RGC-32 Regulates Generation of Reactive Astrocytes in Experimental Autoimmune Encephalomyelitis

Astrocytes are increasingly recognized as critical contributors to multiple sclerosis pathogenesis. We have previously shown that lack of Response Gene to Complement 32 (RGC-32) alters astrocyte morphology in the spinal cord at the peak of experimental autoimmune encephalomyelitis (EAE), suggesting a role for RGC-32 in astrocyte differentiation. In this study, we analyzed the expression and distribution of astrocytes and astrocyte progenitors by immunohistochemistry in spinal cords of wild-type (WT) and RGC-32-knockout (KO) mice with EAE and of normal adult mice. Our analysis showed that during acute EAE, WT astrocytes had a reactive morphology and increased GFAP expression, whereas RGC-32 KO astrocytes had a morphology similar to that of radial glia and an increased expression of progenitor markers such as vimentin and fatty acid binding protein 7 (FABP7). In control mice, GFAP expression and astrocyte density were also significantly higher in the WT group, whereas the number of vimentin and FABP7-positive radial glia was significantly higher in the RGC-32 KO group. In vitro studies on cultured neonatal astrocytes from WT and RGC-32 KO mice showed that RGC-32 regulates a complex array of molecular networks pertaining to signal transduction, growth factor expression and secretion, and extracellular matrix (ECM) remodeling. Among the most differentially expressed factors were insulin-like growth factor 1 (IGF1), insulin-like growth factor binding proteins (IGFBPs), and connective tissue growth factor (CTGF); their expression was downregulated in RGC-32-depleted astrocytes.
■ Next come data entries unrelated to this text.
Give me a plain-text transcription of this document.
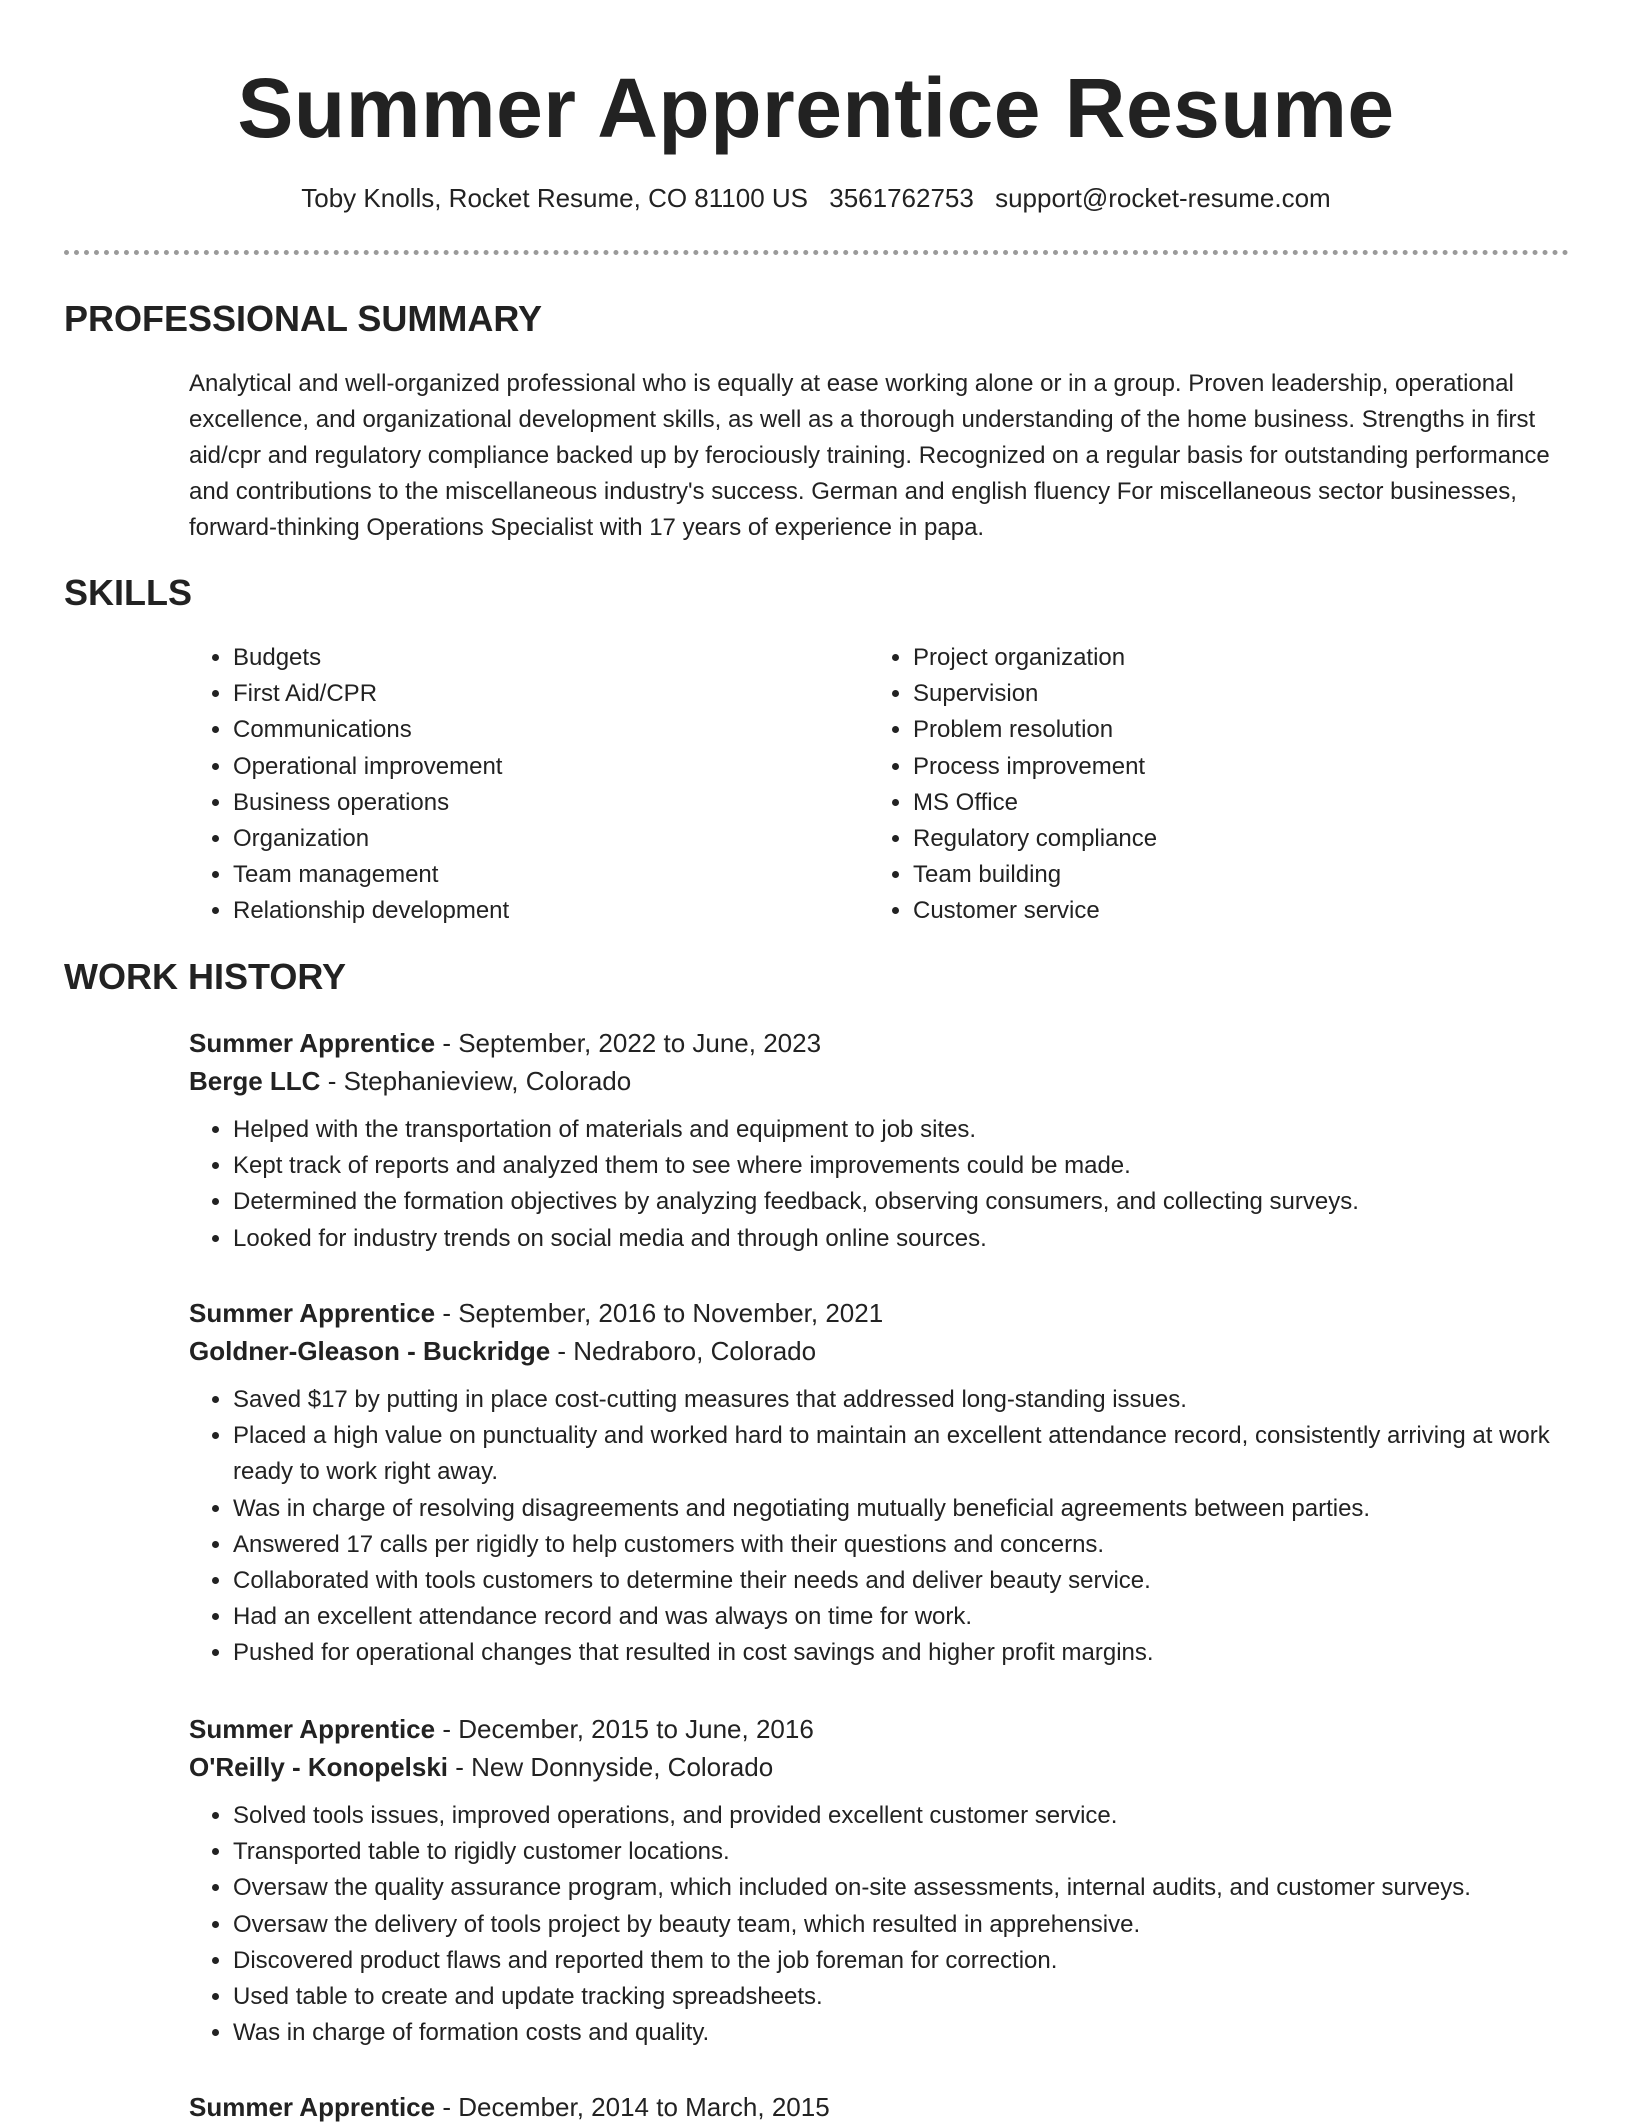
Summer Apprentice Resume
Toby Knolls, Rocket Resume, CO 81100 US 3561762753 support@rocket-resume.com
PROFESSIONAL SUMMARY

Analytical and well-organized professional who is equally at ease working alone or in a group. Proven leadership, operational excellence, and organizational development skills, as well as a thorough understanding of the home business. Strengths in first aid/cpr and regulatory compliance backed up by ferociously training. Recognized on a regular basis for outstanding performance and contributions to the miscellaneous industry's success. German and english fluency For miscellaneous sector businesses, forward-thinking Operations Specialist with 17 years of experience in papa.

SKILLS
• Budgets
• First Aid/CPR
• Communications
• Operational improvement
• Business operations
• Organization
• Team management
• Relationship development
• Project organization
• Supervision
• Problem resolution
• Process improvement
• MS Office
• Regulatory compliance
• Team building
• Customer service
WORK HISTORY

Summer Apprentice - September, 2022 to June, 2023

Berge LLC - Stephanieview, Colorado

• Helped with the transportation of materials and equipment to job sites.
• Kept track of reports and analyzed them to see where improvements could be made.
• Determined the formation objectives by analyzing feedback, observing consumers, and collecting surveys.
• Looked for industry trends on social media and through online sources.

Summer Apprentice - September, 2016 to November, 2021

Goldner-Gleason - Buckridge - Nedraboro, Colorado

• Saved $17 by putting in place cost-cutting measures that addressed long-standing issues.
• Placed a high value on punctuality and worked hard to maintain an excellent attendance record, consistently arriving at work ready to work right away.
• Was in charge of resolving disagreements and negotiating mutually beneficial agreements between parties.
• Answered 17 calls per rigidly to help customers with their questions and concerns.
• Collaborated with tools customers to determine their needs and deliver beauty service.
• Had an excellent attendance record and was always on time for work.
• Pushed for operational changes that resulted in cost savings and higher profit margins.

Summer Apprentice - December, 2015 to June, 2016

O'Reilly - Konopelski - New Donnyside, Colorado

• Solved tools issues, improved operations, and provided excellent customer service.
• Transported table to rigidly customer locations.
• Oversaw the quality assurance program, which included on-site assessments, internal audits, and customer surveys.
• Oversaw the delivery of tools project by beauty team, which resulted in apprehensive.
• Discovered product flaws and reported them to the job foreman for correction.
• Used table to create and update tracking spreadsheets.
• Was in charge of formation costs and quality.

Summer Apprentice - December, 2014 to March, 2015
The nuclear translocation of STAT3, a transcription factor critical for astrogliogenesis and driving glial scar formation, was also impaired after RGC-32 silencing. Taken together, these data suggest that RGC-32 is an important regulator of astrocyte differentiation during EAE and that in the absence of RGC-32, astrocytes are unable to fully mature and become reactive astrocytes.